The study uses existing data on 612 non-high risk, non-referred women who are participants in the community-based ECAC Study funded by NIH from 1991-2006. This database includes traditional and newer coronary artery disease (CAD) risk factors and the results of electron beam computed tomography (EBCT) examinations for CAC at a baseline examination. Most of the women also have had risk factors and CAC measured during a follow-up examination, on average, five years after baseline examinations. The women in the ECAC Study, who do not have a history of myocardial infarction (MI) or stroke, represent the full age range routinely evaluated with mammograms. Almost all these women have their usual care, including annual mammograms, in Rochester, Minnesota.

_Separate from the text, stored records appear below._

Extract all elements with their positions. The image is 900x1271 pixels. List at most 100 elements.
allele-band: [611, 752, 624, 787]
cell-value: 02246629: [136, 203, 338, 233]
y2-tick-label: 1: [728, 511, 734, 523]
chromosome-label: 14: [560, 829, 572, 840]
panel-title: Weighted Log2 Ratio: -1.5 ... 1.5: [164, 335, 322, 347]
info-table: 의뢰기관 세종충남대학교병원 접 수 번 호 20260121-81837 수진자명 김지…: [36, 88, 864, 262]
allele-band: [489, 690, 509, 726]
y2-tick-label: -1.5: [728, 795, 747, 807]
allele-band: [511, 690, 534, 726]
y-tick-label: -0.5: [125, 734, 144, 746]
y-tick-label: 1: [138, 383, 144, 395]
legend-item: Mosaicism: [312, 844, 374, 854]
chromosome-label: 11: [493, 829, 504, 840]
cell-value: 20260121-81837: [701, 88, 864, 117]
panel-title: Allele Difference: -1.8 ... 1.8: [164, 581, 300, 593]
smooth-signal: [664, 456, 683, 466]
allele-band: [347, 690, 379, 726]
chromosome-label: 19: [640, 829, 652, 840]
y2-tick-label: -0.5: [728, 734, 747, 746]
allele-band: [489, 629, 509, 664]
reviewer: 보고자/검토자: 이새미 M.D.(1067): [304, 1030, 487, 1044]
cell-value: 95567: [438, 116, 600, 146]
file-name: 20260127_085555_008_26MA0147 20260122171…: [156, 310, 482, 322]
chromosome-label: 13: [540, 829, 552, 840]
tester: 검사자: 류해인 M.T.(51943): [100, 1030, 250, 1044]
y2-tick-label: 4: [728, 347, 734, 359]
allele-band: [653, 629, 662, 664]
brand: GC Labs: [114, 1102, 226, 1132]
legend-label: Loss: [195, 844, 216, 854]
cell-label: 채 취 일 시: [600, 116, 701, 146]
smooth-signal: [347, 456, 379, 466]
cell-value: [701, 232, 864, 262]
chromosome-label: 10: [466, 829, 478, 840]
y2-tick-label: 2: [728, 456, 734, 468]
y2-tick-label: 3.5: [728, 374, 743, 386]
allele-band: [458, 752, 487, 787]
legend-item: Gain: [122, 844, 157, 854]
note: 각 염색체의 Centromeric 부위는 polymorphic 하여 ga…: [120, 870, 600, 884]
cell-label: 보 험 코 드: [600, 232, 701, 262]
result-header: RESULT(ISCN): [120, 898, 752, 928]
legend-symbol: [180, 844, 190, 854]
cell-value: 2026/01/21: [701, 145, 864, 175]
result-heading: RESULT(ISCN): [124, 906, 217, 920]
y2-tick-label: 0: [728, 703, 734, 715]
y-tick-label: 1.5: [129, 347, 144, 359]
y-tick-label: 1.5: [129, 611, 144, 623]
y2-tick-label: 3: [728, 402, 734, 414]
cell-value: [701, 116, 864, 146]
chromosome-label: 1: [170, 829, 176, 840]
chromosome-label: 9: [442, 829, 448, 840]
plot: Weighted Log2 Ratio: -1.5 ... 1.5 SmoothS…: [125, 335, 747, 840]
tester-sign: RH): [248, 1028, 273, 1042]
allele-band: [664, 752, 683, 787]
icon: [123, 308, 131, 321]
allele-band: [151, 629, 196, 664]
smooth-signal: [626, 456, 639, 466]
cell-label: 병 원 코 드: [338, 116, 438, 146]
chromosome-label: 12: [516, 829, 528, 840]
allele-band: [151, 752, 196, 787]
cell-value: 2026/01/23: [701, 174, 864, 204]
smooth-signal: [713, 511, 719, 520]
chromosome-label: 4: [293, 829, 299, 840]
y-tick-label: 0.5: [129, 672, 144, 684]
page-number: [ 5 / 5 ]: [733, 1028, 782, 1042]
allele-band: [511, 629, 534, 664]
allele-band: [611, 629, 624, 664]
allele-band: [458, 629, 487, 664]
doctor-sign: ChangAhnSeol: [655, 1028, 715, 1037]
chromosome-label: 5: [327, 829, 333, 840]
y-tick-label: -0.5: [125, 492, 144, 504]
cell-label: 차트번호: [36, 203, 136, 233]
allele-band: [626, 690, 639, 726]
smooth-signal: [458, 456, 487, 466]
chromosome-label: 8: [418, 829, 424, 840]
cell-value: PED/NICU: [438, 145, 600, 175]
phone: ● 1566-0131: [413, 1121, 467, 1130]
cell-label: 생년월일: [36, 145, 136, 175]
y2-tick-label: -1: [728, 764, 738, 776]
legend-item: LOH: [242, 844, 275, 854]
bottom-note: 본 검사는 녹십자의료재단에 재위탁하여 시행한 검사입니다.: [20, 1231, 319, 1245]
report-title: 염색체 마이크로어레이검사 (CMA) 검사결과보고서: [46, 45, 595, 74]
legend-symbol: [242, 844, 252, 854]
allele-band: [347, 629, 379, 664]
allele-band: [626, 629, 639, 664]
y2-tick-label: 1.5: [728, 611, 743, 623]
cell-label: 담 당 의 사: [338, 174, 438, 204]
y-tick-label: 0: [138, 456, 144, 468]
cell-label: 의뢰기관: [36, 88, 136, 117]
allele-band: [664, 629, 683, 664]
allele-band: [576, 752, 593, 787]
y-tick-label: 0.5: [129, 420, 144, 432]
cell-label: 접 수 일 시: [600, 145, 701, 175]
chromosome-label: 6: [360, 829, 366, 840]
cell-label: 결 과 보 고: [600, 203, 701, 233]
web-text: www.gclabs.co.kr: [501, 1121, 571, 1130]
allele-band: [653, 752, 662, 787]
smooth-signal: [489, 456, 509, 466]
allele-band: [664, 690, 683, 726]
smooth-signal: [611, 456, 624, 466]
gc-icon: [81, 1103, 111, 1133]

The ECAC study has been instrumental in establishing the distribution of presence and quantity of CAC as well as the predictors of CAC. The database includes clinical and laboratory assessments of CAD risk factors, results of EBCTs, and findings on physical examinations. It will ultimately include information on adverse clinical events. There are 612 female participants who had one or more mammograms during the 12-year history of that study. Many women had 10 or more mammograms. The study will evaluate all of these mammograms for BAC and compare the findings with information already in the database. The combination of newly acquired data from mammograms with the existing data allows this to be a very comprehensive study and still be completed in the two-year time period. The findings can then be used to help design a future study to prospectively evaluate the impact of instituting preventive and early therapeutic measures for CAD in asymptomatic women with the appropriate features of BAC on mammography.